Il a fallu attendre huit mois après la date limite de dépôt des agendas d'accessibilité programmée (Ad'AP) pour que le décret précisant les sanctions et la procédure que devront suivre les autorités pour contrôler la mise aux normes d'accessibilités des ERP (Etablissements recevant du public) soit publié. C'est chose faite depuis le 11 mai 2016 pour celui qui porte le n°2016-578 (publication au Journal officiel le 13 mai). « Ce dernier texte doit inciter ceux qui ne se sont toujours pas signalés à entrer dans les Ad'AP, en déposant soit un agenda, soit une attestation d'accessibilité, explique la délégation ministérielle à l'accessibilité en mai 2016. C'est maintenant une majorité des ERP qui respectent leurs obligations mais nous ne pouvons nous arrêter là. » Les préfets avaient été remobilisés en ce sens début mars mais tous attendaient la parution de ce décret-sanction, qui tardait à venir.
Encore un peu de lest
Ce texte confirme la stratégie de l'incitation plutôt que de la répression choisie par les pouvoirs publics. En d'autres termes, la carotte plutôt que le bâton pour les ERP qui peinent à rendre leur établissement accessible aux personnes handicapées. En effet, il accorde encore un peu de lest aux contrevenants puisqu'ils recevront deux courriers d'avertissement avant la « douloureuse ». Une nouvelle rallonge appréciable puisqu'ils étaient tenus de se mettre initialement aux normes le 1er janvier 2015 puis, dans un second temps, de remettre leur Ad'AP (calendrier de programmation de travaux) au plus tard le 27 septembre de la même année. Les retardataires n'ont pourtant jamais été sanctionnés puisque les dossiers déposés après la date buttoir ont tout de même été instruits. Cette souplesse manifeste a visiblement permis à certains de prendre les choses à la légère puisqu'en mars 2016 un quart du million d'ERP français, soit 250 000, n'étaient toujours pas entrés dans la démarche (article en lien ci-dessous). La parution de ce décret les incitera-t-il à s'en donner la peine ?
Quelles pénalités ?
Voici la procédure. Ils recevront un premier courrier en recommandé avec AR leur demandant de justifier le fait que leur établissement est accessible ou a déposé un Ad'AP. Dans un délai d'un mois, l'établissement doit produire les différents justificatifs ou bien s'engager à déposer l'Ad'AP dans un délai maximal de six mois. Si l'exploitant ne répond pas ou si son dossier ne satisfait pas les autorités compétentes, il reçoit un second courrier qui le met en demeure de produire les justificatifs dans un délai de 2 mois. Faute de quoi, les amendes s'appliqueront, à savoir entre 1 500 € et 5 000 € selon la catégorie de l'établissement.

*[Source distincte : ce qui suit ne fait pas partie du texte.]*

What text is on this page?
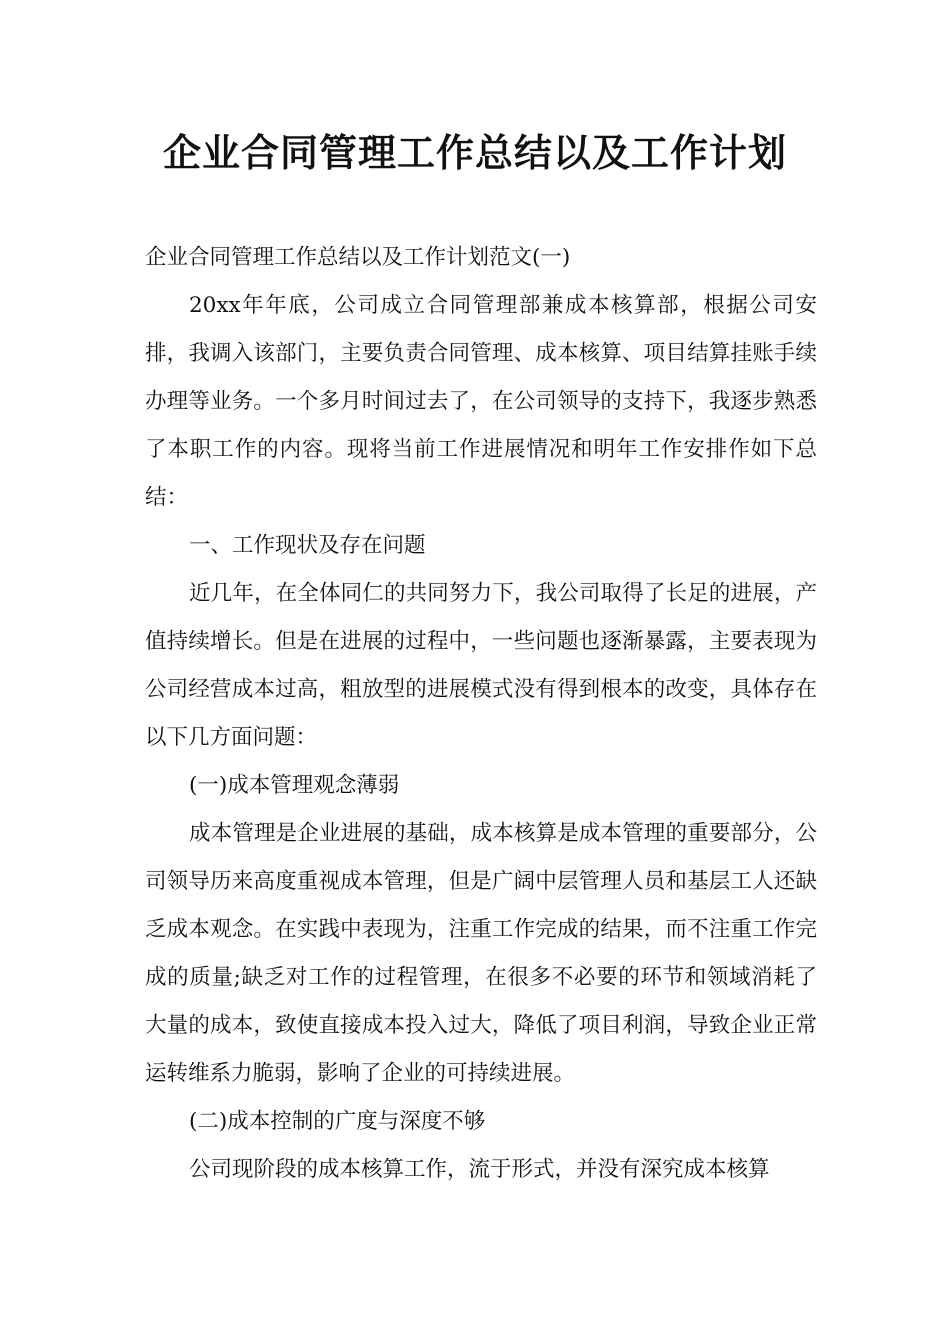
企业合同管理工作总结以及工作计划

企业合同管理工作总结以及工作计划范文(一)

20xx年年底，公司成立合同管理部兼成本核算部，根据公司安排，我调入该部门，主要负责合同管理、成本核算、项目结算挂账手续办理等业务。一个多月时间过去了，在公司领导的支持下，我逐步熟悉了本职工作的内容。现将当前工作进展情况和明年工作安排作如下总结：

一、工作现状及存在问题

近几年，在全体同仁的共同努力下，我公司取得了长足的进展，产值持续增长。但是在进展的过程中，一些问题也逐渐暴露，主要表现为公司经营成本过高，粗放型的进展模式没有得到根本的改变，具体存在以下几方面问题：

(一)成本管理观念薄弱

成本管理是企业进展的基础，成本核算是成本管理的重要部分，公司领导历来高度重视成本管理，但是广阔中层管理人员和基层工人还缺乏成本观念。在实践中表现为，注重工作完成的结果，而不注重工作完成的质量;缺乏对工作的过程管理，在很多不必要的环节和领域消耗了大量的成本，致使直接成本投入过大，降低了项目利润，导致企业正常运转维系力脆弱，影响了企业的可持续进展。

(二)成本控制的广度与深度不够

公司现阶段的成本核算工作，流于形式，并没有深究成本核算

Constat de carence pour ceux qui ont déposé leur Ad'AP
Mais ceux qui ont déposé leur Ad'AP ne sont pas épargnés pour autant puisque ce décret précise également la procédure de « constat de carence » qui peut être lancée en l'absence de tout commencement d'exécution de l'Ad'AP, en cas de retard important dans ses engagements de travaux ou lorsque, au terme de l'échéancier, ils n'ont pas été tenus. Le Préfet initiera cette procédure par l'envoi d'un recommandé motivant les faits et les sanctions encourues au responsable de l'établissement, qui dispose d'un délai de 3 mois pour répondre. La commission d'accessibilité sera consultée sur le montant de la sanction, qui pourra aller jusqu'à l'abrogation de la décision approuvant l'Ad'AP si aucun travaux n'a été engagé ou une sanction financière en cas de non-respect de l'échéancier (comprise entre 5% et 20% du montant des travaux restant à réaliser, avec néanmoins certains plafonds définis par l'article L. 111-7-11 du Code de la construction et de l'habitation (en lien ci-dessous)). Par ailleurs, est puni d'une amende de 1 500 € le fait, par exemple, de produire une attestation d'accessibilité non conforme, une attestation d'achèvement établie par une personne autre que celles prévues ou qui n'est pas accompagnée de toutes pièces justifiant la réalisation des travaux et actions prévus par l'agenda.
Devant le tribunal pénal
Enfin, ceux qui ne sont encore rentrés dans la démarche prennent également le risque d'être poursuivis devant un tribunal pénal suite à la plainte d'un particulier ; ils pourraient alors écoper d'une amende pouvant aller jusqu'à 45 000 € pour une personne physique ou 225 000 pour une personne morale.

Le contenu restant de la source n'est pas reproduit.